A internet tem um forte papel na vida de Karynne. “O e-commerce para pessoas autistas é a salvação”, diz ela sobre sua loja de bonecos. Como treino, ela também responde os directs e organiza algumas postagens do instagram da Casa da Esperança. Mas segue reafirmando ser péssima lidando pessoalmente com os outros.
A rotina é uma questão delicada. “São muitas telas azuis”, diz Karynne em referência à tela de erro do Windows. “Toda vez que eu repassava minha lista, meus fluxogramas e algoritmos a resposta era só uma: não tô dando conta.
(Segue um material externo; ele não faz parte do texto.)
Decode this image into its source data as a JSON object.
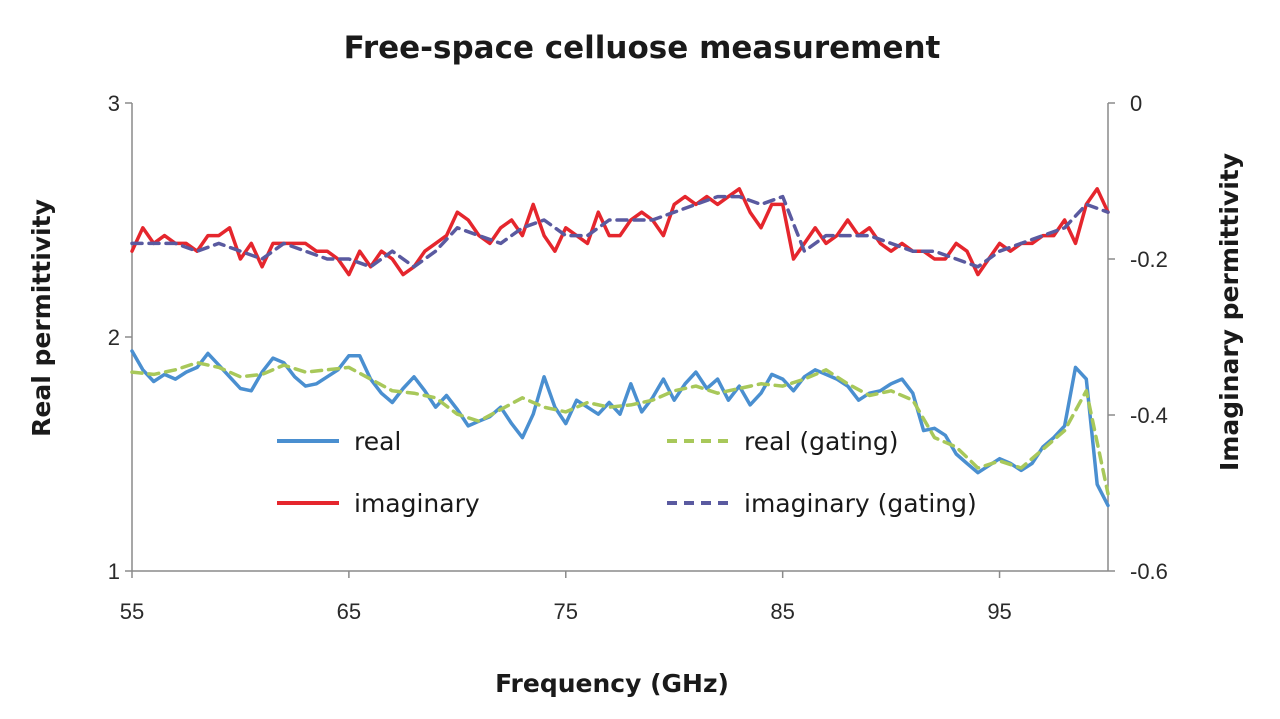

Meu marido ficou rindo de mim uma pessoa chorar e ao mesmo tempo elaborar um algoritmo pra ter certeza de que eu não tô dando conta.”
Karynne acorda às cinco e meia da manhã, alimenta as gatas, toma café, acorda Mariana pra escola, deixa na escola, vai pra academia - o que lhe causa uma ansiedade social terrível por conta do contato com muitas pessoas -, vai pra casa, organiza o almoço, vai buscar Mariana pra escola e à tarde faz as atividades que ela já programou. Já às terças e quintas elas vão para a Casa da Esperança, onde Karynne acompanha diversos tipos de atividades. Voltando pra casa, ela prepara o jantar da Mariana, que dorme cedo, e Karynne aproveita para trabalhar, desenhar, responder e-mail e preparar as atividades pro dia seguinte. No fim do dia, vai ler. Esse é o eterno hiperfoco dela, que às vezes deixa de dormir. Ela já teve outros hiperfocos não tão saudáveis, como jogar MMORPG, mas a maternidade a curou disso.
Hiperfoco, segundo ela, é quando você precisa saber absolutamente tudo sobre algo e isso te causa dor. Parar o que você tá fazendo, seja ler ou jogar video-game, pode ser doloroso. Em momentos que está sobrecarregada, Karynne reserva para não fazer nada. Segunda-feira à tarde é o que ela chama de dia da disfunção executiva.
Pergunto se ela consegue lidar com uma casa cheia de estímulos internos e externos. Ela diz que consegue muito bem, mas precisa de um sono longo para recarregar as energias.
O modo como a sociedade enxerga o autista é através do estereótipo de quem não conversa, não olha no olho e que precisa de ajuda pra realizar várias atividades, mas Karynne se recusa a ser apenas um estereótipo. Ela é uma boa companheira, uma mãe disposta e paciente e consegue tocar vários projetos pessoais.